The TSA says any passengers who bring weapons and replicas to the airport without meeting strict guidelines will be subjected to possible penalties of up to $13,000.

Farbstein told Newsweek today via email that any form of grenades are banned in both checked and carry-on bags. All firearms and ammunition must be fully secured before being checked.

.@TSA officers detected the unassembled parts of a military rocket propelled grenade launcher in a man's checked bag at @FLYLVIA yesterday. When assembled, the launcher was determined to be non-functioning and the grenade an inert replica. (Thank goodness!) pic.twitter.com/hrBt5ECdpJ

— TSAmedia_LisaF (@TSAmedia_LisaF) March 5, 2019

"You may transport unloaded firearms in a locked hard-sided container as checked baggage only," the federal agency states online. "Declare the firearm and/or ammunition to the airline when checking your bag at the ticket counter. The container must completely secure the firearm from being accessed. Locked cases that can be easily opened are not permitted."

It says that firearm parts including magazines, clips, bolts and firing pins, are prohibited in carry-on baggage but may be transported in checked baggage. It adds that replica firearms, including firearm replicas that are toys, may be "transported in checked baggage only."

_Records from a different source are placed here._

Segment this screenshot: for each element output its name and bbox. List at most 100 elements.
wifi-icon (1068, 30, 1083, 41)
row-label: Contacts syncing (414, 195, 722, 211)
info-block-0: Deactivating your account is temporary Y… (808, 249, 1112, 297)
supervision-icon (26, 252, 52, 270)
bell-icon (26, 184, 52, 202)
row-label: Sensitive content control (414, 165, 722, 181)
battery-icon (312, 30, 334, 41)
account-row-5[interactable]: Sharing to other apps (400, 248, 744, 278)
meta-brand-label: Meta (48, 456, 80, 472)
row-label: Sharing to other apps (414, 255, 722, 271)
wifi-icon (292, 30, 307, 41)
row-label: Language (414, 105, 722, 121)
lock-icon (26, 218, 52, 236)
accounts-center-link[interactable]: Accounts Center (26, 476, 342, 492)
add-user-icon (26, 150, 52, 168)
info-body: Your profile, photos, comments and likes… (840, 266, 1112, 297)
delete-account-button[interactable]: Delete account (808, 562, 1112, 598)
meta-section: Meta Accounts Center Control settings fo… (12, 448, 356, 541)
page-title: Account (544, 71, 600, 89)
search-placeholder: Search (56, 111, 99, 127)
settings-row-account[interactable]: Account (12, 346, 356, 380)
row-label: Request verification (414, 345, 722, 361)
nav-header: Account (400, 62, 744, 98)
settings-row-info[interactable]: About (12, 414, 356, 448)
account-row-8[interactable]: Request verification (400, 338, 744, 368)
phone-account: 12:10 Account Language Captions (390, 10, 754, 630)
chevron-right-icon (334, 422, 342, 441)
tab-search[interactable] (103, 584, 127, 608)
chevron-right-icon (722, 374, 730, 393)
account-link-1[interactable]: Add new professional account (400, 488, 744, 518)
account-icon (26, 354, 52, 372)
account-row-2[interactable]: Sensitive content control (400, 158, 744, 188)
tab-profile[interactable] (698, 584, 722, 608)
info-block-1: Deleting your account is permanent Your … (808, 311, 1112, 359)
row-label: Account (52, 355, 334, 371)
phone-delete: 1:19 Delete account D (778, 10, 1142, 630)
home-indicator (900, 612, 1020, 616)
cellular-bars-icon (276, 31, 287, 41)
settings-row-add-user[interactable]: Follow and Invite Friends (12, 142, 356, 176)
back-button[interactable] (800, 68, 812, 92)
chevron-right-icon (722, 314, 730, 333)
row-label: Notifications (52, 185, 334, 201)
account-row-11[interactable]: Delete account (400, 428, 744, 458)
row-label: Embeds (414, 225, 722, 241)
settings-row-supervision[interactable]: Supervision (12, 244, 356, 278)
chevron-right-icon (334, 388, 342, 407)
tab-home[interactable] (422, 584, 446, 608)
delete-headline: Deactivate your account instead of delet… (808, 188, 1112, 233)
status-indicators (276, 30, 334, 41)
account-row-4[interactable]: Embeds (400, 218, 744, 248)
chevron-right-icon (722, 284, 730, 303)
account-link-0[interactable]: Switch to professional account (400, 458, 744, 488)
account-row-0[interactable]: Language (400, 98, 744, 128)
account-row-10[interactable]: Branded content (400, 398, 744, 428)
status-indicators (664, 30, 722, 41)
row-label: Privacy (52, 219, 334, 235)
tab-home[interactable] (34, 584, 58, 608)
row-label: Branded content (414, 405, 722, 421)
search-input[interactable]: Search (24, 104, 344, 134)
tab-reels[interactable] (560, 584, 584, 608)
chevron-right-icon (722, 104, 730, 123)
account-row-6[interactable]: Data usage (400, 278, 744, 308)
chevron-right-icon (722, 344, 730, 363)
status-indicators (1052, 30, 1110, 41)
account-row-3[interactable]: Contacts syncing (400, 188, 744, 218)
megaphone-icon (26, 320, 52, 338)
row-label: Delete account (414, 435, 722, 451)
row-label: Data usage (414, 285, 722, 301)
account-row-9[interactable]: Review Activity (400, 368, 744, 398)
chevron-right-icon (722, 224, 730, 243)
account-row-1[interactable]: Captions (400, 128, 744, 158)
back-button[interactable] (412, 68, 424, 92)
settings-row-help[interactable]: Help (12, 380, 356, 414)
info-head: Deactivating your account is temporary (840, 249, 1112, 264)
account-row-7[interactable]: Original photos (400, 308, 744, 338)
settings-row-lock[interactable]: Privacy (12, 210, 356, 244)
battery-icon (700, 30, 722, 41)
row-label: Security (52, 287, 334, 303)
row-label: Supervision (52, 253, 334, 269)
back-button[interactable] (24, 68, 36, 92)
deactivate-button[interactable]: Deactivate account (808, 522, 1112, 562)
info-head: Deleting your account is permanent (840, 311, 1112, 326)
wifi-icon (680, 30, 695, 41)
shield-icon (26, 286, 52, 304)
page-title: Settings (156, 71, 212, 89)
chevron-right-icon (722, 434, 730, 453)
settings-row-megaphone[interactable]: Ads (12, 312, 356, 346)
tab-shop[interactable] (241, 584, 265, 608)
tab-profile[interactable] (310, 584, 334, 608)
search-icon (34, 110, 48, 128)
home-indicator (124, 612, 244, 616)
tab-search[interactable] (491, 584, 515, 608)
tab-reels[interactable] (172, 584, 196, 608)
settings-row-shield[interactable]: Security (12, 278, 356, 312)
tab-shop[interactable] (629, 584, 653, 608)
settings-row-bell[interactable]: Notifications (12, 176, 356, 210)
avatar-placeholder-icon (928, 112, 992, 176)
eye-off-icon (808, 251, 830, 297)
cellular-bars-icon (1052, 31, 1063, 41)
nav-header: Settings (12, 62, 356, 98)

But replica grenades are always a strict no-no, according to a blog post published by the TSA detailing some items confiscated from passengers over the period of a week.

It read: "I don't think I'll blow your mind when I tell you grenades, real or fake, aren't allowed in your carry-on or checked bags. Whenever we find grenades during security screening, our TSA officers need to call on our explosives specialists to evaluate them to determine if they are real or inert. This takes time and can cause security to slow down or stop all together."

Between February 18 and 24 this year, the TSA said its officers screened 15.6 million passengers and found 83 firearms in carry-on bags. Of the 83, 75 were loaded and 30 had a round chambered. Items included guns, knives and even a cane sword.